I grew up in a Congregationalist church, and the prayers of
the congregation were usually pretty general.
Whatever list the minister had of who was sick or needed work or was
lonely, no one would be mentioned by name.
Once you had died we would mention – once – to pray for your
family. Otherwise, it was never Edna,
who feels desperately onely now that her husband has died and her children have
moved away, but only “Those who.” Those
who are out of work, those who care for relatives, those who
seek justice.
It was a little different when we went to prayer meetings in
the 70’s, when suddenly you were hearing more than enough detail, thank you
very much, and more than enough personal information. But even those settled down into the strictly
medical, plus occasionally, prayers for the salvation of someone-or-other, or
thankfulness that a job or a car or a needed item had been found. It became a family story forever when we
visited a Baptist church on Testimony Sunday and I sat steaming as we passed
the 2.5 hour mark and one woman was heading to the microphone for the third
time. But my eight-year old loved
it. This was far more intersting than
most church stories! Drunken fathers,
beatings, cheating husbands. Whoa, way
better than listening to Psalty, http://psalty.com/ eh?

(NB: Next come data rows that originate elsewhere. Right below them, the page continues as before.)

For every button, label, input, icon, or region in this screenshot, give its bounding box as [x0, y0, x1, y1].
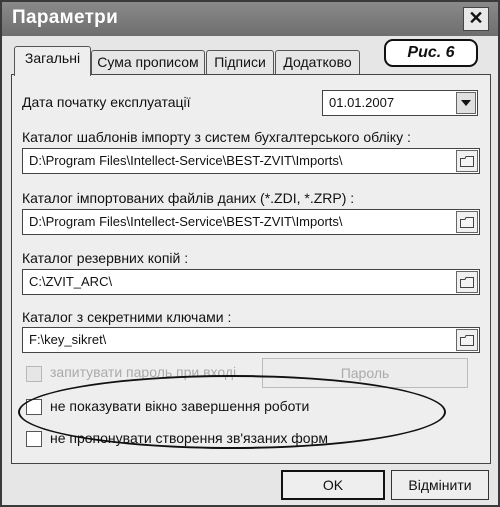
tab-additional[interactable]: Додатково — [275, 50, 360, 74]
cancel-button[interactable]: Відмінити — [391, 470, 489, 500]
no-finish-window-label: не показувати вікно завершення роботи — [50, 398, 310, 414]
close-icon: ✕ — [468, 8, 484, 28]
folder-icon — [460, 277, 474, 288]
no-linked-forms-label: не пропонувати створення зв'язаних форм — [50, 430, 328, 446]
tab-panel-general: Дата початку експлуатації 01.01.2007 Кат… — [11, 74, 491, 464]
import-templates-browse-button[interactable] — [456, 150, 478, 172]
ask-password-checkbox[interactable] — [26, 366, 42, 382]
ok-button[interactable]: OK — [281, 470, 385, 500]
tab-amount-in-words[interactable]: Сума прописом — [91, 50, 205, 74]
password-button[interactable]: Пароль — [262, 358, 468, 388]
figure-label: Рис. 6 — [384, 39, 478, 67]
chevron-down-icon — [461, 100, 471, 106]
backup-browse-button[interactable] — [456, 271, 478, 293]
start-date-dropdown-button[interactable] — [456, 92, 476, 114]
tab-signatures[interactable]: Підписи — [206, 50, 274, 74]
window-title: Параметри — [12, 7, 119, 28]
no-linked-forms-checkbox[interactable] — [26, 431, 42, 447]
imported-files-field[interactable]: D:\Program Files\Intellect-Service\BEST-… — [22, 209, 480, 235]
imported-files-label: Каталог імпортованих файлів даних (*.ZDI… — [22, 190, 355, 206]
folder-icon — [460, 217, 474, 228]
backup-field[interactable]: C:\ZVIT_ARC\ — [22, 269, 480, 295]
settings-dialog: Параметри ✕ Загальні Сума прописом Підпи… — [0, 0, 500, 507]
folder-icon — [460, 156, 474, 167]
imported-files-browse-button[interactable] — [456, 211, 478, 233]
secret-keys-browse-button[interactable] — [456, 329, 478, 351]
close-button[interactable]: ✕ — [463, 7, 489, 31]
backup-label: Каталог резервних копій : — [22, 250, 189, 266]
import-templates-field[interactable]: D:\Program Files\Intellect-Service\BEST-… — [22, 148, 480, 174]
start-date-select[interactable]: 01.01.2007 — [322, 90, 478, 116]
secret-keys-field[interactable]: F:\key_sikret\ — [22, 327, 480, 353]
folder-icon — [460, 335, 474, 346]
title-bar[interactable]: Параметри ✕ — [2, 2, 498, 36]
no-finish-window-checkbox[interactable] — [26, 399, 42, 415]
tab-general[interactable]: Загальні — [14, 46, 91, 76]
import-templates-label: Каталог шаблонів імпорту з систем бухгал… — [22, 129, 411, 145]
start-date-label: Дата початку експлуатації — [22, 94, 191, 110]
secret-keys-label: Каталог з секретними ключами : — [22, 309, 232, 325]
ask-password-label: запитувати пароль при вході — [50, 364, 237, 380]
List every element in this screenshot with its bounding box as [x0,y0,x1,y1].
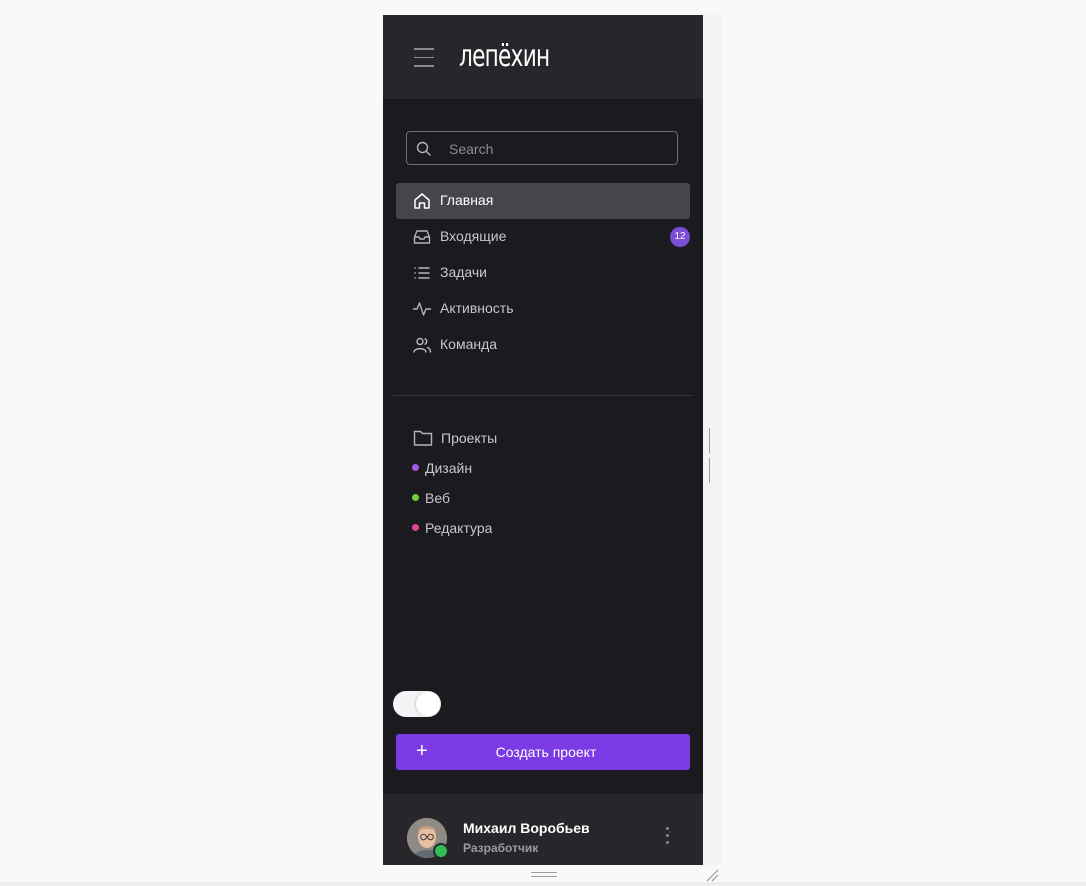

Our small congregation in Concord dared a bit more in
openness, over time. But it comes naturally
for neither Swedes nor New Englanders, so for evangelicals even we were on the
high-privacy end of the scale. In my
current congregation we are back to medical-with-narrow-exceptions. We don’t really want much more broadcast.
So it hit me like a wall when we had worship at the state
hospital today and when prayer requests were sought a woman blurted “I just
want reconciliation with my son,” and another said “I just wish I could go
home.” I know the stories behind
both. In both cases their mental illness
is a factor, but less than half of why their lives are ripped apart. The selfishness and stupidity of others is
the greater portion – and not very obviously fixable. Still, they prayed and sang and lit the Hope
Candle.
Tears well up whenever I worship with deeply broken
people. I can barely endure even
remembering it or thinking about it. I
think you should remember to try it.
3 comments:
Interesting, before I got the end of your post, the following occurred to me: In my previous (RC) parish, daily Mass broke with the usual RC approach of the priest briefly announcing 'intentions' from the altar. At these Masses, anyone who wished to speak could do so at intention time. I really liked that because it made me feel more connected to the daily congregation. There would be maybe 25-30 people max at these Masses, and there would always be several people who appeared to be among the chronically mentally ill. During intention time, they could go on a bit long, losing us as they got more tangential. Sometimes the priest would have to tactfully move things along. But I was most impressed with the fact that as far as I could tell, everyone there was very accepting of the mentally ill who were present.